国内外の医薬品有害事象に関する報告をデータベース化する試みです。

インフリキシマブ:粟粒結核

インフリキシマブ投与中に腸結核による回腸直腸瘻を合併した粟粒結核の1例

日本臨床外科学会雑誌Vol. 73 (2012) No. 7 p. 1722-1726

[フルテキストPDF]

被疑薬:インフリキシマブ(代表的な商品名▶レミケード)

症例

 

症例は55歳,女性.慢性関節リウマチに対しインフリキシマブの投与。NSAIDs,プレドニゾロン,メトトレキサート,インフリキシマブ(2年間,8週に1度の計19回投与受けていた)

症状

 

全身倦怠感と採血上の貧血の進行を認め,下部消化管内視鏡検査を受けたところ,回腸末端の潰瘍性病変

疑われた

有害事象

生検の結果腸結核。

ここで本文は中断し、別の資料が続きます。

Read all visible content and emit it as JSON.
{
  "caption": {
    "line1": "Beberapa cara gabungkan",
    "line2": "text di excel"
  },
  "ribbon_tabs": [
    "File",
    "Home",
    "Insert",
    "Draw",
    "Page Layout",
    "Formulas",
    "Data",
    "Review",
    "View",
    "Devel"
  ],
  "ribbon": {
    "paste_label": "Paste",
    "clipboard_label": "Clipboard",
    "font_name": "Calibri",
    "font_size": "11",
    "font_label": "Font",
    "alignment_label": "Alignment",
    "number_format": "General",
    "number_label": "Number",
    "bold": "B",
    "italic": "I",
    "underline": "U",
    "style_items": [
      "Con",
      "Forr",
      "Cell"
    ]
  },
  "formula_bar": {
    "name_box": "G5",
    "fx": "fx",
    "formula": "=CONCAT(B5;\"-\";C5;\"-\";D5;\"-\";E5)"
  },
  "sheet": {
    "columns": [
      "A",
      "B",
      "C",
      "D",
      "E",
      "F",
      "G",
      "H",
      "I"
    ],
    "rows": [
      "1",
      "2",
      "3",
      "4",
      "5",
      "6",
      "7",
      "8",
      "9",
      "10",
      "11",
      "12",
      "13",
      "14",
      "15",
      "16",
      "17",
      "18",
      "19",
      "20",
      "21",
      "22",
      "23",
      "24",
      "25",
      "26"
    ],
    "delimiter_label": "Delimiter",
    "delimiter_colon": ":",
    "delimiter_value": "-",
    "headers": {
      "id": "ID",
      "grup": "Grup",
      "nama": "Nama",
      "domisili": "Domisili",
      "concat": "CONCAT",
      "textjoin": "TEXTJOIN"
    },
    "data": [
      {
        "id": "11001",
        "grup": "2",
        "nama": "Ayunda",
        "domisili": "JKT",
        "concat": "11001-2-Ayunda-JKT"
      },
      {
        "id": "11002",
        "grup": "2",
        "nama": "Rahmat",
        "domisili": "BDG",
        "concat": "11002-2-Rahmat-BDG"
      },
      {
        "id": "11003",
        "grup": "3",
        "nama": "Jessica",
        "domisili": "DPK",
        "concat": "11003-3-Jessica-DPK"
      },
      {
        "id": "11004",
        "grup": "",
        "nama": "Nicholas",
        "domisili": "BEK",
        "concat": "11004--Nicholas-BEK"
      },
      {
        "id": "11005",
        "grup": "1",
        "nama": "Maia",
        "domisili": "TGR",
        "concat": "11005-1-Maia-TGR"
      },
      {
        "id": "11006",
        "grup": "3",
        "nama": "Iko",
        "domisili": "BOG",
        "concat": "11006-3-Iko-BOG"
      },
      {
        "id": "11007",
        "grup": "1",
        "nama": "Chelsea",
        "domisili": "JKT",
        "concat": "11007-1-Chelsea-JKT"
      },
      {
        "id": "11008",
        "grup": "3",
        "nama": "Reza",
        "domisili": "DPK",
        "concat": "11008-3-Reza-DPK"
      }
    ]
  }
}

胸部CT検査では全肺野に小粒状陰影を認め粟粒結核と診断

その後の経過

回盲部切除術と直腸瘻孔部の縫合閉鎖を行った.術後は正常便となり特に合併症なく17日目に退院

インフリキシマブ投与による結核感染の頻度は日本においては約0.3%で、投与開始から平均3カ月で発症するとされているが,最短1週間で発症したとの報告から,今回のように数年後に発症することもある.インフリキシマブが結核発症の危険因子であるのは周知の事実であるが,腸瘻を形成する症例は極めて稀。